Le football moderne adore les grands mots: projet, identité, principes, intensité. À Saint-Étienne, ces derniers jours, on a surtout entendu un autre vocabulaire, plus terre-à-terre, presque scolaire: cadre, règles, concentration. Et quelque part, c’est peut-être la meilleure nouvelle. Parce qu’une équipe qui vise la montée n’a pas besoin d’un slogan. Elle a besoin d’un comportement.
Depuis l’arrivée de Philippe Montanier, l’impression qui se dégage est celle d’un retour à l’essentiel: remettre des limites, rappeler que le quotidien compte, et que la liberté n’est pas un dû mais une récompense. L’histoire des téléphones, par exemple, est devenue un symbole. Pas parce qu’un smartphone fait perdre un duel aérien (quoique, si tu le gardes dans la poche, ça peut gêner la détente). Mais parce qu’il raconte une époque: celle où l’attention est fragmentée, où l’exigence doit être répétée, martelée, rendue non négociable.
Ce point-là reste probable: Montanier veut d’abord gagner la bataille de l’attitude avant de gagner celle des systèmes.
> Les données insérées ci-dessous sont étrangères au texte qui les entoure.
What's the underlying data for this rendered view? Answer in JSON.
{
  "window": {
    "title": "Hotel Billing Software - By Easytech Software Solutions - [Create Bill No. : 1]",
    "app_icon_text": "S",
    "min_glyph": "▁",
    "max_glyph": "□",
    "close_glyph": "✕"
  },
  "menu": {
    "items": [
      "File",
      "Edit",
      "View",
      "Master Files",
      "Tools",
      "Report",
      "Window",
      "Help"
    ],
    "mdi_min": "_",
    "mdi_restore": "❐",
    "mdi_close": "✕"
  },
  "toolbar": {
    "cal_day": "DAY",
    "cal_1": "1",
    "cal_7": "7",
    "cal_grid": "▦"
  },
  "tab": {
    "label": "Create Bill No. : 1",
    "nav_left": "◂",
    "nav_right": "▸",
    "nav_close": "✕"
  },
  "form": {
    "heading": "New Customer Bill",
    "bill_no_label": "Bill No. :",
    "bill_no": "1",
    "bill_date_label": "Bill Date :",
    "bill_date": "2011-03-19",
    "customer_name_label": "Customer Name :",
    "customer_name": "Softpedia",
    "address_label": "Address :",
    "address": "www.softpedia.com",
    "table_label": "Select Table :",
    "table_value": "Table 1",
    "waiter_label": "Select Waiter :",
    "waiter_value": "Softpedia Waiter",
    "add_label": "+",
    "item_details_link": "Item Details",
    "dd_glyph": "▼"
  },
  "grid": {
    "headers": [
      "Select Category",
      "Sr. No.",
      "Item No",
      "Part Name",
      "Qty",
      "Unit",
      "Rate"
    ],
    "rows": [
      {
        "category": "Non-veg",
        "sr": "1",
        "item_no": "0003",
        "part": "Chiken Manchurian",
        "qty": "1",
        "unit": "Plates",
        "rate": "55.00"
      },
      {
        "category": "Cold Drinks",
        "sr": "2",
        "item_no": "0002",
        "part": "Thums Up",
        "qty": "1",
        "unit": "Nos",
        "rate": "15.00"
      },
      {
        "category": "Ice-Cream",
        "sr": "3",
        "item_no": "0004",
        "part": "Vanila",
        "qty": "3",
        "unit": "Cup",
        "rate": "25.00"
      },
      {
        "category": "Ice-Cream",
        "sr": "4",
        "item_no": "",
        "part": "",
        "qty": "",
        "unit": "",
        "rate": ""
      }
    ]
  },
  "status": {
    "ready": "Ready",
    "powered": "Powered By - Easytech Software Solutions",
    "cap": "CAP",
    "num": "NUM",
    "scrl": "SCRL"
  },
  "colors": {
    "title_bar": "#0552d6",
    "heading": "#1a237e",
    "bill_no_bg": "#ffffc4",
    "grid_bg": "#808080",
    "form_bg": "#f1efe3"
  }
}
Et c’est souvent comme ça que les redressements commencent. Quand un groupe est en difficulté, la tactique devient vite un alibi. On parle de schémas pour ne pas parler de ce qui fâche: les retours en marchant, les duels évités, les secondes balles regardées comme si elles appartenaient à quelqu’un d’autre. Le cadre, c’est une manière de dire: “on arrête de négocier avec l’effort”.
Il y a aussi un autre sujet, plus délicat: la perception du vestiaire. Quand une équipe donne l’impression de vivre sur un mode “colonie de vacances”, le problème n’est pas l’humour. Le problème, c’est le timing. On peut rire, bien sûr. Mais une équipe qui rit quand elle devrait se concentrer finit souvent par pleurer quand elle devrait célébrer. Là encore, ce n’est pas une certitude, plutôt un ressenti incertain: l’ASSE a parfois semblé manquer de gravité dans les moments où la saison réclamait du sérieux.
Le cadre n’est pas une punition, c’est un raccourci vers la performance
Le piège, c’est de croire que “serrer la vis” est forcément un retour en arrière. En réalité, c’est souvent un raccourci. Une équipe jeune, ou une équipe fragilisée, a besoin de repères simples. Des horaires. Des routines. Des règles claires. Pas pour infantiliser, mais pour libérer. Quand tout est cadré, tu n’as plus à réfléchir à ce qui est autorisé: tu peux mettre ton énergie dans ce qui compte, le terrain.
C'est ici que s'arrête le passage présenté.